Something switches MySQL database table charset under my feet.
I added a few custom tables to an existing database (created by WordPress) declaring their default charset as utf8. Then uploaded a bunch of utf8 mb3 strings (mb3 is default MySQL UTF-8 version) and verified table content by dumping it.
To my surprise, about a week later I found that table data encoding has changed from utf8 mb3 to mb4. Of course, I reloaded data again and verified encoding again. A few days later the encoding switched back to mb4 - by itself !!!
The issue is not in the data - the uploaded text seems to be correctly encoded in mb4. It is the randomly changing encoding that bothers me.

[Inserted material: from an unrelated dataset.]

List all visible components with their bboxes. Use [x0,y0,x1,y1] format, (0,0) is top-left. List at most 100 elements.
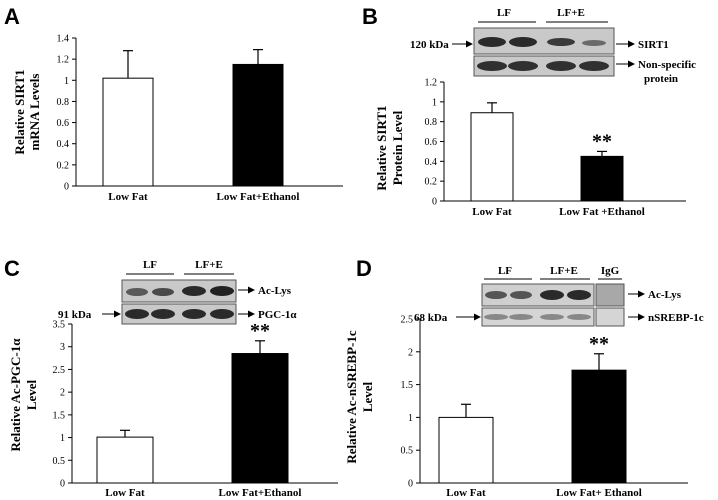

Partially, because I could not find a way to make MySQL command-line admin tool (and some old text editors) understand utf8 mb4.
Does anyone have ideas of what is going on and how to work around it?
Thank you in advance
First, I'm no database admin, but I've been looking at some dev resources (https://www.joelonsoftware.com/2003/10/08/the-absolute-minimum-every-software-developer-absolutely-p... and (https://medium.com/@adamhooper/in-mysql-never-use-utf8-use-utf8mb4-11761243e434). It seems what you think is encoded UTF8 is actually UTF8MB4 as that's the true default for UTF8 since the actual UTF8 is restricted to three bits per character.

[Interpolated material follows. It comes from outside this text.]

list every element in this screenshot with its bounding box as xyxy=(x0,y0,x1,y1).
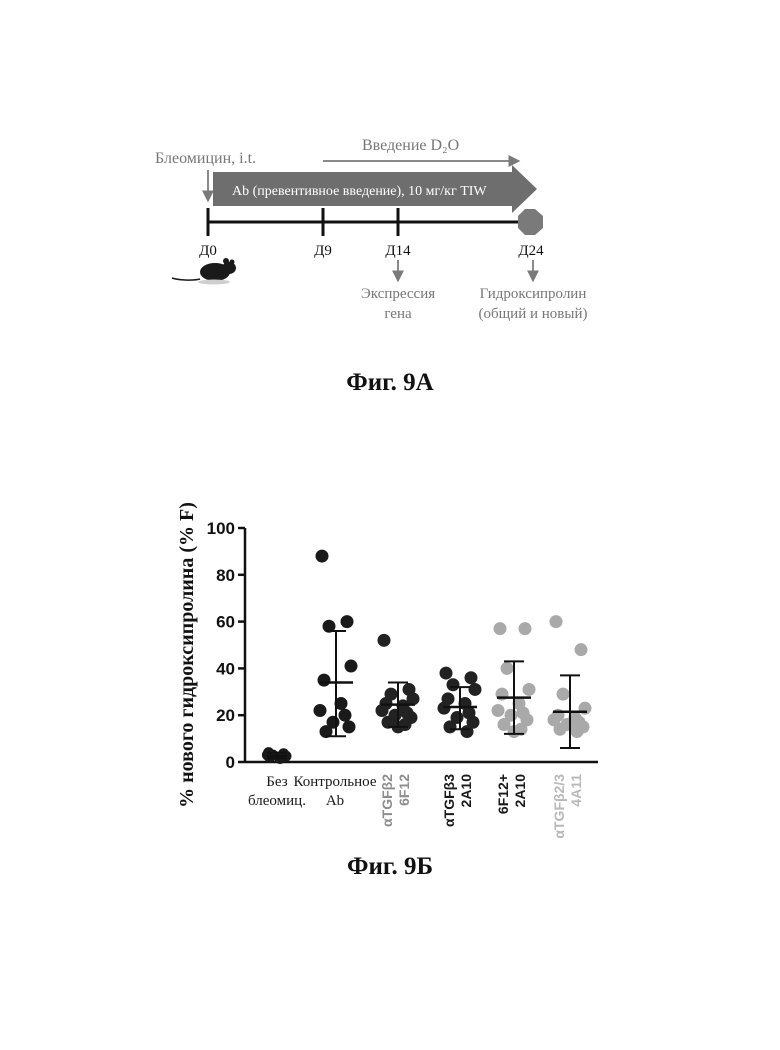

If I understand correctly, UTF8mb4 is the superset of mb3, and would be what is used by default in mysql versions 5.5 and newer. At least it looks that way from what I see in dev mysql documentation referenced within one of our test accounts (https://dev.mysql.com/doc/refman/5.5/en/charset-charsets.html). I also know that certain characters, such as emojis need mb4. If that type of data is being used, the database could be self updating to support the information.
Here is the reference to corresponding MySQL manual page (my server version is 5.6.39):
which says that utf8 is equivalent to utf3mb3.
For my tests I am using utf8 symbols that have 16-bit representation and therefore
are correctly handled within mb3 subset (confirmed this by dumping tables). I did not try to specify utf3mb3 explicitly, though.
Why would a database self update, as you suggested, is a big mystery and concern.
I am biased to think that it is GoDaddy that moves my database from one virtual host to another by dumping and loading table data. At some point in this process my charset gets clobbered and some other defaults override my settings.